Уже в сумерки, когда возвращались к теплушкам, Степка разыскала Василинку. Та шла унылая, одна.

— Не тужи, Василинка, — обняла ее Степка. — Теперь это наша родная сторона, тут будут рождаться наши дети.

— Ого, в этих колючках еще и детей родить! — вздрогнула Василинка, прижимаясь к Степке. — Мне страшно…

— Держись меня, добрые люди выбили из меня страх еще в детстве.

Мягко, осторожно падала над степью ночь, словно боялась уколоться о сердитый карагач. Заночевали в нетопленных теплушках. Степка долго не могла заснуть. Разве заснешь, когда Василинка всю ночь вздыхает.

В окошко теплушки льется свет со станции и косо падает на спящего Яшку. Вьются светлые кудри на его голове.

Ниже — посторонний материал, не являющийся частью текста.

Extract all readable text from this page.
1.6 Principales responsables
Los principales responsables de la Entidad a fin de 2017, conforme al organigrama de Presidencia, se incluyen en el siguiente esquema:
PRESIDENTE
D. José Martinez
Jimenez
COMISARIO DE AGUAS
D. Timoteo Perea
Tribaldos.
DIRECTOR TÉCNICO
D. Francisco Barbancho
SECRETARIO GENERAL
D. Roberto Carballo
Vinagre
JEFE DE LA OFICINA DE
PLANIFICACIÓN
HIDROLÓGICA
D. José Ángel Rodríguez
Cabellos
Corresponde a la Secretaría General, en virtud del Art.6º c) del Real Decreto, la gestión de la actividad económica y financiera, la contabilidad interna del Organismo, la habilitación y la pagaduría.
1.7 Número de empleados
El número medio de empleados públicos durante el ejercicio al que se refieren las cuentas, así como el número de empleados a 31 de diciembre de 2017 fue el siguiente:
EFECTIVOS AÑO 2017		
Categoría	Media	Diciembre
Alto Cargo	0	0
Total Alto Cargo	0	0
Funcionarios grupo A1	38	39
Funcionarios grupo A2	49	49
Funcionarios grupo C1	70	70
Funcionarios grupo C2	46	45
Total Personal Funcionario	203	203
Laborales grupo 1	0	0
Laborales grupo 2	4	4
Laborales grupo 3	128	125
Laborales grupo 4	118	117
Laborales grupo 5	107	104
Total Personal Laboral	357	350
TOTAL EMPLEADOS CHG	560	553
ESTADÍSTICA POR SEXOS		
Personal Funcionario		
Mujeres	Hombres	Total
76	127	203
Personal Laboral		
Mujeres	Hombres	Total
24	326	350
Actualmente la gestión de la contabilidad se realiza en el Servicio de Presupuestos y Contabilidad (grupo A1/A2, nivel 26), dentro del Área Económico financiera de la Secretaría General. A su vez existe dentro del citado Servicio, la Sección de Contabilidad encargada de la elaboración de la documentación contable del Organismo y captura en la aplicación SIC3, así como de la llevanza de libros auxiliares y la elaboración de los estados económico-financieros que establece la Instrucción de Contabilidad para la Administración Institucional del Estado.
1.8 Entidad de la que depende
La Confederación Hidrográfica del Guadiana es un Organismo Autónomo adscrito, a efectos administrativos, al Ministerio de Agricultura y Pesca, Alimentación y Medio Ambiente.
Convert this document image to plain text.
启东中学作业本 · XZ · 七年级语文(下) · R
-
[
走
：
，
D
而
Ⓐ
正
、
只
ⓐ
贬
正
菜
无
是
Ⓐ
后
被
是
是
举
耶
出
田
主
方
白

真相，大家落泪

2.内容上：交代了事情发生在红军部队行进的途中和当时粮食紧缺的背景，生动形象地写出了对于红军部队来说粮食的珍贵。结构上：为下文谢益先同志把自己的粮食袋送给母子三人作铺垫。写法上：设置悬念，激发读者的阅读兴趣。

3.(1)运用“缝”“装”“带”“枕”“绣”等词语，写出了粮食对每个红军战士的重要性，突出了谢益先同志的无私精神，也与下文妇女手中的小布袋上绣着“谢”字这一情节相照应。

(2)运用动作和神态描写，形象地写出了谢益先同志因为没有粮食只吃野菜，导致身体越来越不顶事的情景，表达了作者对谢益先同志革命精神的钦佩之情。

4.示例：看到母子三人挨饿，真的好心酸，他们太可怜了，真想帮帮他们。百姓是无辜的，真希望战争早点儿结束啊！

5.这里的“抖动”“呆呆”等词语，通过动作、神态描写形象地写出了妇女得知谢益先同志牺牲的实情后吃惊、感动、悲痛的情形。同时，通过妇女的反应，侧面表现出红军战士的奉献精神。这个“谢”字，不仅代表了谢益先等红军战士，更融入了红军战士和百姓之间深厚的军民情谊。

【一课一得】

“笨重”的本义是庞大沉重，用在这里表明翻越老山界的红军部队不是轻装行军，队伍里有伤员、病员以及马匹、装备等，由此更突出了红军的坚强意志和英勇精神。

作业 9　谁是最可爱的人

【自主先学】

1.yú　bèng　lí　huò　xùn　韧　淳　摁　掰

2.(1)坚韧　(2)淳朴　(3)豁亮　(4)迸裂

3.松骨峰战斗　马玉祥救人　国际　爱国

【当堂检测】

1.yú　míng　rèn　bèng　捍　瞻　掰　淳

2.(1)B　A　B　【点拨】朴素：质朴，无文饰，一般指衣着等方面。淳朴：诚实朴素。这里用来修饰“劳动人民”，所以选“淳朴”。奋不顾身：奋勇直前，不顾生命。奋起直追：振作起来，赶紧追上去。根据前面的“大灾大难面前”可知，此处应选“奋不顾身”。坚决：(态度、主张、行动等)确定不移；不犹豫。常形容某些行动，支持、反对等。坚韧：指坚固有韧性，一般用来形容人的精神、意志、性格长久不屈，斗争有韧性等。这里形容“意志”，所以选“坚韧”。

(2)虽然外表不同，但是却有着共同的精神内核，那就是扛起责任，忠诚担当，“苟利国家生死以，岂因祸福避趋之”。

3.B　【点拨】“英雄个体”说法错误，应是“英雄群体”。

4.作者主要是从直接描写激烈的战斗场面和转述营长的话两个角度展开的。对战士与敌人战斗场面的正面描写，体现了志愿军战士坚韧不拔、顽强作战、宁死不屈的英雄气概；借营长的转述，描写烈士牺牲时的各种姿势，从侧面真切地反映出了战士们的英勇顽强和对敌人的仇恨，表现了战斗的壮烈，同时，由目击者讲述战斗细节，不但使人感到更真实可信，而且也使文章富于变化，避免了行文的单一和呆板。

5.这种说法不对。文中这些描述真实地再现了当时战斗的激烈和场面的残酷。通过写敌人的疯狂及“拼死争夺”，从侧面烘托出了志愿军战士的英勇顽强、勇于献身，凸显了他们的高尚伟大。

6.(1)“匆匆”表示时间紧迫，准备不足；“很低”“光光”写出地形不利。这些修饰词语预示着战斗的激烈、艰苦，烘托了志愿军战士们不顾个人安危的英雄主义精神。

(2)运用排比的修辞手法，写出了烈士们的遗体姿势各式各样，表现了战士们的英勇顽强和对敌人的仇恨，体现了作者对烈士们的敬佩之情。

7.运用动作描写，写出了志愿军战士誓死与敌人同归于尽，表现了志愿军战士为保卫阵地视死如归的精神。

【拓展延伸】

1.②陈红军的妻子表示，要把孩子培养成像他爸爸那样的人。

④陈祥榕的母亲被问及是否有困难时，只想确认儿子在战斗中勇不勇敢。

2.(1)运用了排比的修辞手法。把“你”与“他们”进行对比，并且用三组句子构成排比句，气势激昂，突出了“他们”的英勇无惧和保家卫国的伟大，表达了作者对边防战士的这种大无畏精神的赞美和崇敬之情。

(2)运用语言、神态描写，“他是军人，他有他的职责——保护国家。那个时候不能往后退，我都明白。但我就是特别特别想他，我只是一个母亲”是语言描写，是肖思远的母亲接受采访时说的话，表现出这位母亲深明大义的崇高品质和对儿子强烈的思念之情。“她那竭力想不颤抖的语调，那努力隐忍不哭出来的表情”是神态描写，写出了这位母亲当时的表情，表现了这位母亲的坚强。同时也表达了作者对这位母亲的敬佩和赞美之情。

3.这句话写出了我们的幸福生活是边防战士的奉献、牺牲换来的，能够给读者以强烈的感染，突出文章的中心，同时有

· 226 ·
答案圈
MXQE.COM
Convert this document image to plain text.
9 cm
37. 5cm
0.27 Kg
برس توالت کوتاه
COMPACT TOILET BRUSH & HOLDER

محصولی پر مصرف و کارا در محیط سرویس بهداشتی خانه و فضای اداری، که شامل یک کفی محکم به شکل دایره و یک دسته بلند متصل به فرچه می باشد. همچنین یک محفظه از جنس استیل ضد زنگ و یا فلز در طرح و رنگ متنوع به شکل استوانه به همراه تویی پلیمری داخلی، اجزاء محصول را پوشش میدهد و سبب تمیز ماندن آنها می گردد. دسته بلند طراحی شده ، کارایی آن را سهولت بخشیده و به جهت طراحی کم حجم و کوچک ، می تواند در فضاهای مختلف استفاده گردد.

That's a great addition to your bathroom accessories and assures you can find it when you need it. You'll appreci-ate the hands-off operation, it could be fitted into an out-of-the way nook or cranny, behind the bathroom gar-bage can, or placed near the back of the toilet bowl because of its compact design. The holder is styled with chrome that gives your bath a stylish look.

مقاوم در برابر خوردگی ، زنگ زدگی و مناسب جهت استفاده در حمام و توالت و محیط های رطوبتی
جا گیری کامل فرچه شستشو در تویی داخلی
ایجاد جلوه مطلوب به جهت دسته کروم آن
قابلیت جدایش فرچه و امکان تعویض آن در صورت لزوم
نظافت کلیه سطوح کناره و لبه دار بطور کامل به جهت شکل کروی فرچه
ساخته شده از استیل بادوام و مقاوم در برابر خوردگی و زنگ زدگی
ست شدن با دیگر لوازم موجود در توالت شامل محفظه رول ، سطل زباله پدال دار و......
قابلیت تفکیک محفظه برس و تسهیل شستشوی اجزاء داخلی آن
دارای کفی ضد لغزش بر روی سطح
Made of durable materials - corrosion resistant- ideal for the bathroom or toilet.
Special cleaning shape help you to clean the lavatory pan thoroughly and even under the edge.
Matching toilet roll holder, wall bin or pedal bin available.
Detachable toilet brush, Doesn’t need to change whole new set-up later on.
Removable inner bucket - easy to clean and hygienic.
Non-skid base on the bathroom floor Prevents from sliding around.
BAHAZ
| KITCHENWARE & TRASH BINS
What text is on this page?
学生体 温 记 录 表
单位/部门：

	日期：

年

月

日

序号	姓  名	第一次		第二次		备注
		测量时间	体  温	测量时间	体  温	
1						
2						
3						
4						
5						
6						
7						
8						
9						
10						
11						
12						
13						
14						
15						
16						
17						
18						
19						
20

И светло у Степки на душе.

Первая побудка в степи была такая неожиданная, как весенний дождь, — после него все поднимается. Подошли машины, и замысловичская бригада тронулась в степь. Юрка из Воронежа положил свои вещи около Яшкиных — парни уже успели сдружиться. К вечеру добрались до места, и началась у них суровая степная жизнь.

* * *

Чудо в степи: летят аисты. Старожилы говорят, что это редко случается. Не иначе как сбились с пути или занесла их буря. Но вот уже видно всем: клювы красные, как стручки спелого перца, — в них еще вон сколько огня, а белые крылья с черною меткой едва-едва покачиваются. Устали… Да и чего только не видели они на своем пути! И вспененный океан, и безмолвные горы, и, наконец, эта дикая степь… Летят домой, а далеко ли им или близко — никто не знает, кроме них. Хорошо тому беркуту, что спозаранку прочесывает степь. Он может подняться и спросить: куда? В этом небе владычествует он, и никто без его дозволения не смеет вторгаться в его царство.